When contacted by Financial Chronicle, Shahzaad Dalal, vice-chairman, IL&FS Investment Managers, said people are reluctant to go and join boards as independent directors. “But we have no option but to go on the board of the companies. This is the cost of doing business for us,” he said.

“Though nominees of banks and financial institutions may be considered as independent directors on the boards of companies, PE fund nominees who supply equity capital are not treated as independent. Rather, they are treated as interested directors,” said Som Mandal, managing partner, FoxMandal Little.

The private equity industry faces a Hobson’s choice in some respects; it would not like its employees to be fully exposed to liability nor would it like a situation of having no directors on the board of a company it has invested in. “The PE fund is expected to bring in standards of corporate governance, access to markets and higher operating leverage to increase the probability and amount of success. For this, we need to put appropriate people on the board and on key committees of the board such as the audit committee and corporate governance committee. We can’t hire people we don’t know to do this for us,” said Shailendra Bhandari, head —private equity, Tata Capital.

In this year alone, 340 independent directors have quit the boards of companies.
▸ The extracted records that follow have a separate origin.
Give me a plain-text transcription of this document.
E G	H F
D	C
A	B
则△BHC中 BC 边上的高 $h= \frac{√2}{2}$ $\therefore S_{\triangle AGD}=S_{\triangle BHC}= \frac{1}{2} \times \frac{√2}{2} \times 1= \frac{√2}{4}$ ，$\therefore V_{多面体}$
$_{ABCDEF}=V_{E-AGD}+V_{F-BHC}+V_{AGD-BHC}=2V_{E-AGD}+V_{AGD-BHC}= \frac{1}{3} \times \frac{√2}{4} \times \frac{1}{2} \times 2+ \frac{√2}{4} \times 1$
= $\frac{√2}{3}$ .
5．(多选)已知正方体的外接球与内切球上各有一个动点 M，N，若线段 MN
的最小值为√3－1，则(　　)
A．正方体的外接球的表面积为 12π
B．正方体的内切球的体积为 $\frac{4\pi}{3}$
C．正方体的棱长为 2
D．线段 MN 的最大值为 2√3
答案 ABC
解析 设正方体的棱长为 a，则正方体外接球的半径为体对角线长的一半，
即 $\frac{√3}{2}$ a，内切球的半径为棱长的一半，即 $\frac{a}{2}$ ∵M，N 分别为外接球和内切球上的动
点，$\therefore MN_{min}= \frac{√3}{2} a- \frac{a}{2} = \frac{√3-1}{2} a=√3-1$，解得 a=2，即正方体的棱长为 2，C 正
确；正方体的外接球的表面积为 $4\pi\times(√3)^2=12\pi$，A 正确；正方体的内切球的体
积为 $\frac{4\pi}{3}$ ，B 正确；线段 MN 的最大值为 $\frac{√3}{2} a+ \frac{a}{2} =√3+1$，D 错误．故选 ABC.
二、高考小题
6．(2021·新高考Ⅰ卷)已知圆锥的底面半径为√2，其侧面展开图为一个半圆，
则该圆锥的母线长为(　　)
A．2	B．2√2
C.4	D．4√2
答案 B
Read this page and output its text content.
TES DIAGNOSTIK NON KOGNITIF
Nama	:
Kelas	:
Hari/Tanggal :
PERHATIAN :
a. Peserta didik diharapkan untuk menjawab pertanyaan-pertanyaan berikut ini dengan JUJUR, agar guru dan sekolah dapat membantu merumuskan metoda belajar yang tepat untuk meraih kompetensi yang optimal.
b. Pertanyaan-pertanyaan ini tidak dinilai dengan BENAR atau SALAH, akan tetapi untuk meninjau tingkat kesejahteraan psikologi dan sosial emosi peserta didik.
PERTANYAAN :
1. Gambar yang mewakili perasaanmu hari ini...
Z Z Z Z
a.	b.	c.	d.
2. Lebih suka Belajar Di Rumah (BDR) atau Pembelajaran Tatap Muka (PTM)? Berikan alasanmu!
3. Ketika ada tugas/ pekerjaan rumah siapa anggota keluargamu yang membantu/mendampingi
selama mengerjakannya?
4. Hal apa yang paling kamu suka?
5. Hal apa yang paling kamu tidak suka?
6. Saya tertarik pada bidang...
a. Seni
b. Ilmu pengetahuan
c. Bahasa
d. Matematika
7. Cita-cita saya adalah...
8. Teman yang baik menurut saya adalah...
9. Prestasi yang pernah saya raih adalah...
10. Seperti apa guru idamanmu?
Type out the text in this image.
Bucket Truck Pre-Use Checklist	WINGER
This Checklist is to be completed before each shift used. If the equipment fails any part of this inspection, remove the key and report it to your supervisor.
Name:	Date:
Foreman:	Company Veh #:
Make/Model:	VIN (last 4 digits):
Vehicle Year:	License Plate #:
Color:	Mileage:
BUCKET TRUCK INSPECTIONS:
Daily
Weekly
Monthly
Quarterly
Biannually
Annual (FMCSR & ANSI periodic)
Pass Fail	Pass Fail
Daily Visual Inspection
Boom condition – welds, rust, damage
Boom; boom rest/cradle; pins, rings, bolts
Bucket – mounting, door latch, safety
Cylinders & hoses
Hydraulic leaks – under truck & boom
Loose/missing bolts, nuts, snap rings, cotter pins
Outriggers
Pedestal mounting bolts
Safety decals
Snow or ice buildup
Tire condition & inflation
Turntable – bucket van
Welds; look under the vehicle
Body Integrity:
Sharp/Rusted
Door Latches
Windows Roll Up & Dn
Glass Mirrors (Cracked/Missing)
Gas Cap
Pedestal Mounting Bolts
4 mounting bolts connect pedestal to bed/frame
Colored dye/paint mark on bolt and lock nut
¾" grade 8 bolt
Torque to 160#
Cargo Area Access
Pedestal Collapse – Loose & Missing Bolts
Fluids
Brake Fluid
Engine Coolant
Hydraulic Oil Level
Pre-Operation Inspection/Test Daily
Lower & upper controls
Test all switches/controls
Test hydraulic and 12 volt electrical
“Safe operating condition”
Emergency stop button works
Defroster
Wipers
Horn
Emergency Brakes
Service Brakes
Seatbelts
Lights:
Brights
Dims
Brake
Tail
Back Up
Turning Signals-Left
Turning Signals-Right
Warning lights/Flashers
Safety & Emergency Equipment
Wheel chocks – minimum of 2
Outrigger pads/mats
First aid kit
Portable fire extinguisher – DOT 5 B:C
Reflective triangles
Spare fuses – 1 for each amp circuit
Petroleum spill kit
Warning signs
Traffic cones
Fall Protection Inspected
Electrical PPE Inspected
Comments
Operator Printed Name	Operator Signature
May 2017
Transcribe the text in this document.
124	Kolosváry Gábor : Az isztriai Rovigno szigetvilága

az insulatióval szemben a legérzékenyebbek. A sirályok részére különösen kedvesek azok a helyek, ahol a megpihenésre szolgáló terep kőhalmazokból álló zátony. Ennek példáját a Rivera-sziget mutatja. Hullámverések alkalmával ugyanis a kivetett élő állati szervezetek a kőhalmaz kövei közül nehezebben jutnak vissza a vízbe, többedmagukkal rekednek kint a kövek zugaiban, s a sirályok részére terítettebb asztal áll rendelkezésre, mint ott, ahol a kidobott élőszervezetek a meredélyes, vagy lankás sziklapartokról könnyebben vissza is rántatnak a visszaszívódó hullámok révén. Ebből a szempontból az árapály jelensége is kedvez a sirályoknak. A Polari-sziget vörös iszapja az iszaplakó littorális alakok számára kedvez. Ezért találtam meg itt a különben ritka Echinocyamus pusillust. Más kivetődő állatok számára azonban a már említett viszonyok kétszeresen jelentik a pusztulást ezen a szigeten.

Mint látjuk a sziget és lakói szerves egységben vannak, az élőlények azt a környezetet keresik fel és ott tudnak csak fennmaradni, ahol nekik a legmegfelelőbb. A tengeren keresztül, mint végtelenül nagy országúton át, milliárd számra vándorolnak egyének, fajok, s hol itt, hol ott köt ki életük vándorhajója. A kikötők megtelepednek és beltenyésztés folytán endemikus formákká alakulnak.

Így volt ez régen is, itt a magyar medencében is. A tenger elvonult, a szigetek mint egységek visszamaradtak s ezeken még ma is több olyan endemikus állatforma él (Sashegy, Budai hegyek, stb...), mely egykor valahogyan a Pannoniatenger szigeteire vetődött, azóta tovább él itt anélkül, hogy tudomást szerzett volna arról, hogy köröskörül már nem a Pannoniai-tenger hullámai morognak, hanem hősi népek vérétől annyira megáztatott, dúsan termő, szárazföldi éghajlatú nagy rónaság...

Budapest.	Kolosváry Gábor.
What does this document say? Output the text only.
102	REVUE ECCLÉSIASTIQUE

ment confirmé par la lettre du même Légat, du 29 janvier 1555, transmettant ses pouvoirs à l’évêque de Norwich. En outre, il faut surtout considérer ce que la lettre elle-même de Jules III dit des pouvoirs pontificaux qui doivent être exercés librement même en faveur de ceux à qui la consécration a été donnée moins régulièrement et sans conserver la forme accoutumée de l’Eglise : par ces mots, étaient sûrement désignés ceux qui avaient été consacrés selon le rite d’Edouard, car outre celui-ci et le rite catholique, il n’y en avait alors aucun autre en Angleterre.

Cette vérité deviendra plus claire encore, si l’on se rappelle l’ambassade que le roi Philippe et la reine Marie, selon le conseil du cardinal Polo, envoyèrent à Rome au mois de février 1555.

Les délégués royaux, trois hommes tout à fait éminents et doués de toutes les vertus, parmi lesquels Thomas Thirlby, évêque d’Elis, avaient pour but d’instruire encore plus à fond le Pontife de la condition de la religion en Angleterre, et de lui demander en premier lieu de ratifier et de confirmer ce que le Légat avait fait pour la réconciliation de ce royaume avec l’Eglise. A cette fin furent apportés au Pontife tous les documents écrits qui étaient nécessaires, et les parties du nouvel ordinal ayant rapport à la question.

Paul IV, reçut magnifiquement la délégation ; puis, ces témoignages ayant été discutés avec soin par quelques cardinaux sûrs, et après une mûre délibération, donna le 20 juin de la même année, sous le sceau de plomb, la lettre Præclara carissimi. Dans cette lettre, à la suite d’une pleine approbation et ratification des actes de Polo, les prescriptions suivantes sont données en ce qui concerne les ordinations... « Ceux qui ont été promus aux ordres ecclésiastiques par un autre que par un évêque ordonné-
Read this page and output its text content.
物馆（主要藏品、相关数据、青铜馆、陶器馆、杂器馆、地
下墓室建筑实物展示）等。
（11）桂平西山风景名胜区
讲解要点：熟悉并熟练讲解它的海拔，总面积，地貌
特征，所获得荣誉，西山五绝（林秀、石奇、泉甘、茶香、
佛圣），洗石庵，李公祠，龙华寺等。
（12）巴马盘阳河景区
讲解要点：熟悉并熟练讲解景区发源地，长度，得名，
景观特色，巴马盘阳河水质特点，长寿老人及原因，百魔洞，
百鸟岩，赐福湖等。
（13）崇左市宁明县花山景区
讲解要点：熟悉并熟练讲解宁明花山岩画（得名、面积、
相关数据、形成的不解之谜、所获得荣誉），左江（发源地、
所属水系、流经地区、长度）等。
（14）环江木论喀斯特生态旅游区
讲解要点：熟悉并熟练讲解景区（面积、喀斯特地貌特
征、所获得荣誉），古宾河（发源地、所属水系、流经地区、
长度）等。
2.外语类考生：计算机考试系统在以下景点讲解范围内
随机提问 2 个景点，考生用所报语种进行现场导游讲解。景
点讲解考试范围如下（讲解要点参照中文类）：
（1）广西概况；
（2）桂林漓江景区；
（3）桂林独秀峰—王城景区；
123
As NG Khaitan, senior partner, Khaitan & Co, says, “A lot of people are shying away from these responsibilities as the provisos are quite harsh.”

The potential civil and criminal liabilities that PE fund nominees can be exposed to has increased the level of due diligence that these strategic investors do before committing their reputations to any firm, particularly small and mid cap companies. “People are slightly hesitant as they want to know the background of the company and its promoters,” said Sudhir Dash, director, Motilal Oswal Investment Advisors.

PE firms are, therfore, focusing on operating partners who are industry experts and are closely involved with the investment transaction, to represent them on the boards of the companies and help in the mission of implementing the business plans.